The Stratemeyer Syndicate was the producer of a number of mystery series for children, including Nancy Drew, the Hardy Boys, the various Tom Swift series, the Bobbsey Twins, the Rover Boys, and others.

Created by Edward Stratemeyer, the Stratemeyer Syndicate was the first book packager to have its books aimed at children, rather than adults. The Syndicate was wildly successful; at one time it was believed that the overwhelming majority of the books children read in the USA were Stratemeyer Syndicate books, based on a 1922 study of over 36,000 children country-wide.

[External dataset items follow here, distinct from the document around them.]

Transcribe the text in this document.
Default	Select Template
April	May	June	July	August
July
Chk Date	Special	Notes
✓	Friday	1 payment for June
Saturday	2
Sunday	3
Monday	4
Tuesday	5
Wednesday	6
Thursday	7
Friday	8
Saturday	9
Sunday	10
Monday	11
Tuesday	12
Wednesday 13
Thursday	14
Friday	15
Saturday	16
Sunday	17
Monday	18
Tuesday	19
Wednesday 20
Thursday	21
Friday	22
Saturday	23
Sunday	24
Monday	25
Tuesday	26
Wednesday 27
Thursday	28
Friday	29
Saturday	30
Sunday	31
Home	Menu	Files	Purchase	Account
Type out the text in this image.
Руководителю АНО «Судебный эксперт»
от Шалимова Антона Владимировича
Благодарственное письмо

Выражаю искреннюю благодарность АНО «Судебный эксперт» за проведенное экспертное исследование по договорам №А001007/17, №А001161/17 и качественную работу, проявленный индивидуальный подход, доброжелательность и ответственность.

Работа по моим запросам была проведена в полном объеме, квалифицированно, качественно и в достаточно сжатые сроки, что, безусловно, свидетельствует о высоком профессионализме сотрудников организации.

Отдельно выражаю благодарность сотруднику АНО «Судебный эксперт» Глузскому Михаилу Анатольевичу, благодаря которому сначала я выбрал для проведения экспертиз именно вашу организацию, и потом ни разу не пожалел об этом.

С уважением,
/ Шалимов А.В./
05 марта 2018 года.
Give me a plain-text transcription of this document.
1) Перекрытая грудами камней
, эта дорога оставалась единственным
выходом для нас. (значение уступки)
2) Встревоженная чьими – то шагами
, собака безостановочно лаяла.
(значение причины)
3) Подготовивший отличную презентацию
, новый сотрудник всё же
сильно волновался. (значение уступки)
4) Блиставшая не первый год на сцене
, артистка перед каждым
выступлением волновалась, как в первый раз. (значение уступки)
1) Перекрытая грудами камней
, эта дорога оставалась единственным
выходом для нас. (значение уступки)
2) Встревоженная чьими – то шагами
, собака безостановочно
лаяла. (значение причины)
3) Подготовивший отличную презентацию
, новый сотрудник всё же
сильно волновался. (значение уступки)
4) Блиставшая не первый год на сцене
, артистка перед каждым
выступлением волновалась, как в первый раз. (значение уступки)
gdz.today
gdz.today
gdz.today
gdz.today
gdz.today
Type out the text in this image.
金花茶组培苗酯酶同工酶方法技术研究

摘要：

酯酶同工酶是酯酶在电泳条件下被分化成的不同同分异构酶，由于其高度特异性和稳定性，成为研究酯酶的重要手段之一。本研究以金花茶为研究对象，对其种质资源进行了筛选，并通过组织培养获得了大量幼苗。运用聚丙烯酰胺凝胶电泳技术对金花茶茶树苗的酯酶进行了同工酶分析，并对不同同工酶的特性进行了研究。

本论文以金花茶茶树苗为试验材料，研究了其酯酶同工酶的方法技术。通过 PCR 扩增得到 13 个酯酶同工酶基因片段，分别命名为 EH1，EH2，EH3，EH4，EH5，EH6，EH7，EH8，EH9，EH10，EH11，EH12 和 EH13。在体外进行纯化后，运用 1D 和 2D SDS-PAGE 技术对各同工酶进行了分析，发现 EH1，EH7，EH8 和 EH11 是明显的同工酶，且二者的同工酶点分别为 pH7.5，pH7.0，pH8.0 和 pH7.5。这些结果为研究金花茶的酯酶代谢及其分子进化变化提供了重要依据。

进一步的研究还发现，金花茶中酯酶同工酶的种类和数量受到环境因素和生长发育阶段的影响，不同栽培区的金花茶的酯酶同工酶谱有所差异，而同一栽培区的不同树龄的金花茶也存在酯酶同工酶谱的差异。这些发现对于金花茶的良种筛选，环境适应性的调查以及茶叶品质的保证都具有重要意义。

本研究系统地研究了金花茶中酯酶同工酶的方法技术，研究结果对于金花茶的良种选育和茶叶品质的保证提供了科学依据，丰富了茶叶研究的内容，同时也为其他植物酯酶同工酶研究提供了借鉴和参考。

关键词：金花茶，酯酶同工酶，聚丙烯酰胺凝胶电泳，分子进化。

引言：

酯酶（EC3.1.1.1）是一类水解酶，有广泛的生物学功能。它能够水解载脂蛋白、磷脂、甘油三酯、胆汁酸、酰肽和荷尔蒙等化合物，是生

Stratemeyer's business acumen was in realizing that there was a huge, untapped market for children's books. At a time when most children's books were aimed at moral instruction, the Stratemeyer Syndicate specialized in producing books that were meant primarily to be entertaining. In Stratemeyer's view, it was not the promise of sex or violence that made such reading attractive to children; it was the thrill of feeling grown-up and the desire for a series of stories. Stratemeyer believed that this desire could be harnessed for profit. He founded the Stratemeyer Syndicate to produce books in an efficient, assembly-line fashion and to write them in such a way as to maximize their popularity.

The first series that Stratemeyer created was the Rover Boys, published under the pseudonym Arthur M. Winfield. The Rover Boys books were a roaring success - a total of 30 volumes were published between 1899 and 1926, selling over five million copies.The Bobbsey Twins first appeared in 1904 under the pseudonym Laura Lee Hope, and Tom Swift in 1910 under the pseudonym Victor Appleton.

Stratemeyer published a number of books under his own name, but the books published under pseudonyms sold better. Stratemeyer realized that "he could offer more books each year if he dealt with several publishers and had the books published under a number of pseudonyms which he controlled." Stratemeyer explained his strategy to a publisher, writing that "[a] book brought out under another name would, I feel satisfied, do better than another Stratemeyer book. If this was brought out under my own name, the trade on new Stratemeyer books would simply be cut into four parts instead of three."